Trigonometry: Angles and Unit Circle Vocabulary

Vocabulary flashcards covering standard position, reference angles, unit circle concepts, trig definitions, reciprocal identities, and special right triangles.

Standard Position

An angle with the vertex at the origin, initial side on the positive x-axis, and a terminal side determined by the angle.

Initial Side

The ray along the positive x-axis from the origin in standard position.

Terminal Side

The ray where the angle ends after rotation from the initial side.

Radians

A measure of angle where 2π radians = 360°, and π radians = 180°; arc length is proportional to the angle measure.

Degrees

A measure of angle where 360° = 2π radians; the circle is divided into 360 equal parts.

Reference Angle (θ′)

The acute angle formed between the terminal side of θ and the x-axis; used to compute trig values regardless of quadrant.
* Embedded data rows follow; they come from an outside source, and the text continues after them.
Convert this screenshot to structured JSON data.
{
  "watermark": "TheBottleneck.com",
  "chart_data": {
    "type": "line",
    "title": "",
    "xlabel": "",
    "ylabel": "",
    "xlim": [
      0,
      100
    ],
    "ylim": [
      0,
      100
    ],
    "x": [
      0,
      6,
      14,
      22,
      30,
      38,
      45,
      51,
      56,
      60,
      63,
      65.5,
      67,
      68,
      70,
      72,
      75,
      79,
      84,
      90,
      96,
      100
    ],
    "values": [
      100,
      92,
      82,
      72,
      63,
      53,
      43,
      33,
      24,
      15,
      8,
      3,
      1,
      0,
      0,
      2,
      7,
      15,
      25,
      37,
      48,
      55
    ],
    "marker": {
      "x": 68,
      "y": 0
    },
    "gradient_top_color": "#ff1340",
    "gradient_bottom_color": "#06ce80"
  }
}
Reference Angle in Quadrant II

If θ is in Quadrant II, the reference angle θ′ = 180° − θ (or π − θ).

Reference Angle in Quadrant III

If θ is in Quadrant III, the reference angle θ′ = θ − 180° (or θ − π).

Reference Angle in Quadrant IV

If θ is in Quadrant IV, the reference angle θ′ = 360° − θ (or 2π − θ).

Coterminal Angles

Angles that share the same terminal side; their measures differ by full rotations (360° or 2π).

P = (x, y) and r

A point P with coordinates (x, y); r is the distance from the origin to P, r = √(x^2 + y^2).

Unit Circle

Circle of radius 1 centered at the origin; x^2 + y^2 = 1; cos θ = x, sin θ = y.

Cosine, Sine, Tangent (ratios)

cos θ = adjacent/hypotenuse; sin θ = opposite/hypotenuse; tan θ = opposite/adjacent.

Reciprocal Trigonometric Identities

sec θ = hypotenuse/adjacent = r/x; csc θ = hypotenuse/opposite = r/y; cot θ = adjacent/opposite = x/y.

Cosine/Sine/Tangent in terms of x, y, r

cos θ = x/r; sin θ = y/r; tan θ = y/x (x ≠ 0).

Unit Circle Coordinates for Standard Angles

On the unit circle, θ = 0°: P = (1,0); θ = 90°: P = (0,1); θ = 180°: P = (−1,0); θ = 270°: P = (0,−1).

Special Right Triangles

30-60-90 triangle with sides in ratio 1:√3:2; 45-45-90 triangle with sides in ratio 1:1:√2; used for exact trig values.

30-60-90 Values

For 30°: sin = 1/2, cos = √3/2, tan = 1/√3; for 60°: sin = √3/2, cos = 1/2, tan = √3.

45-45-90 Values

For 45°: sin = cos = √2/2, tan = 1.

Special Angles on the Unit Circle

Angles with axis coordinates: 0°, 90°, 180°, 270° and their corresponding P points on the unit circle.